Talking with an Old Invader
(recent snapshot)

Job La Flor (In Spanish, la flor means "the flower") is an old man living with his family beside the main highway, just as it enters Pueblo Nuevo Solistahuacan. I go to see him now because not long ago he was an invader -- one of the group of people that for years, and even now, has given Yerba Buena and Colegio Linda Vista so many problems (see "Armed Men Invade Yerba Buena Property,"  and "Invaders Planting Beans. When I finally stand before him, I find myself unprepared for the peaceful, wise-looking and even compassionate look in his eyes. Though he walks slowly and his hair is gray, it's clear from his appearance that most of his life he's been a good-looking, robust man, and the glint in his eye says that he's always been willing to enjoy a good laugh.

"I'm a member of the ejido here," he explains. (Ejidos are basic units of Mexico's semi-communistic system of organizing communities into agricultural cooperatives in which members have sole rights to farm parcels of land assigned to them, but the land's actual ownership lies with the ejido organization.) "Well, a few years ago the leaders in our ejido began telling us that the gringos had taken land from our ejido in order to have land on which to build Yerba Buena and the Colegio. A surveyor came in and showed us where the property boundary really should be, so we put barbed-wire fences there. I was assigned a plot of land that the Colegio claimed, and so were several of my compañeros. But from the beginning I could see that there was a lot of confusion about this matter. So I just let my land go, and kind of withdrew from the whole thing. But other compañeros, you know, they wanted to fight for their land."

Job La Flor does not mention the time when some supporters of Linda Vista school went to remove the barbed-wire fence. Several members of the ejido spotted them, got some help, and then overpowered the school's people, tied them up, and marched them to Pueblo Nuevo to be put in jail. However, at the town's edge the ejido members lost some of their steam as some of the townspeople taunted them. The school's people were let loose, but not until after the school promised that the fence could stay. To this day barbed-wire fences cut off both Linda Vista and Yerba Buena from large portions of their land. About 700 people from Pueblo Nuevo now gather firewood on this property.

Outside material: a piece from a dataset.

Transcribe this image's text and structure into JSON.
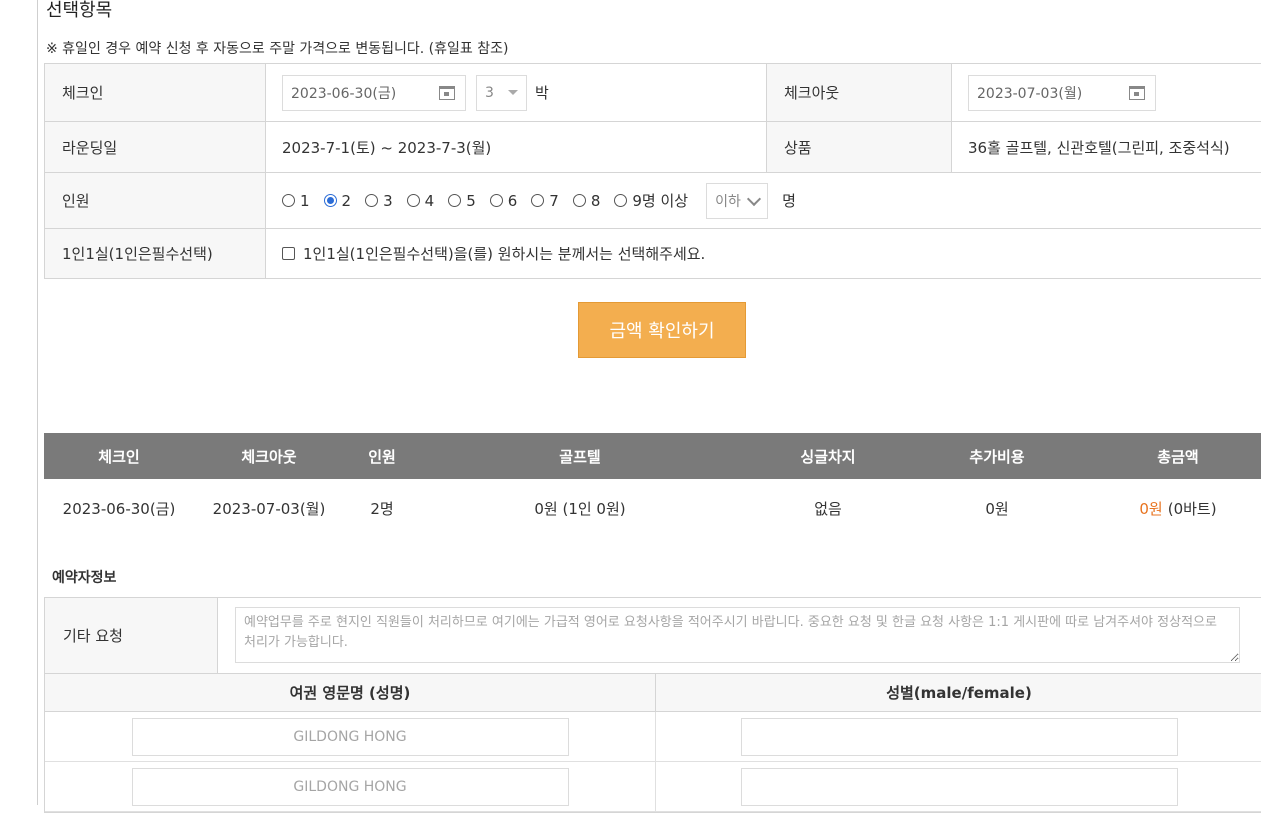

"I'm out of all that now," he says. "In a situation like that, you just can't know who has the right. It causes bad feelings, even among compañeros... " When he refers to those problems with his friends, I clearly see in his face that he is remembering one or more incidents that still trouble him. He simply stops talking and looks into the dust at our feet. After a while I say that to me it seems that already there are too many people in this land. All the good soil already has been used, and now it is deteriorating from erosion and weed and insect infestation. But it's typical for families to produce seven to ten children, and in twenty years, those children will have children...

"What's going to happen then," I ask.

"All that is in the hands of God." he replies in a whisper, without hesitation.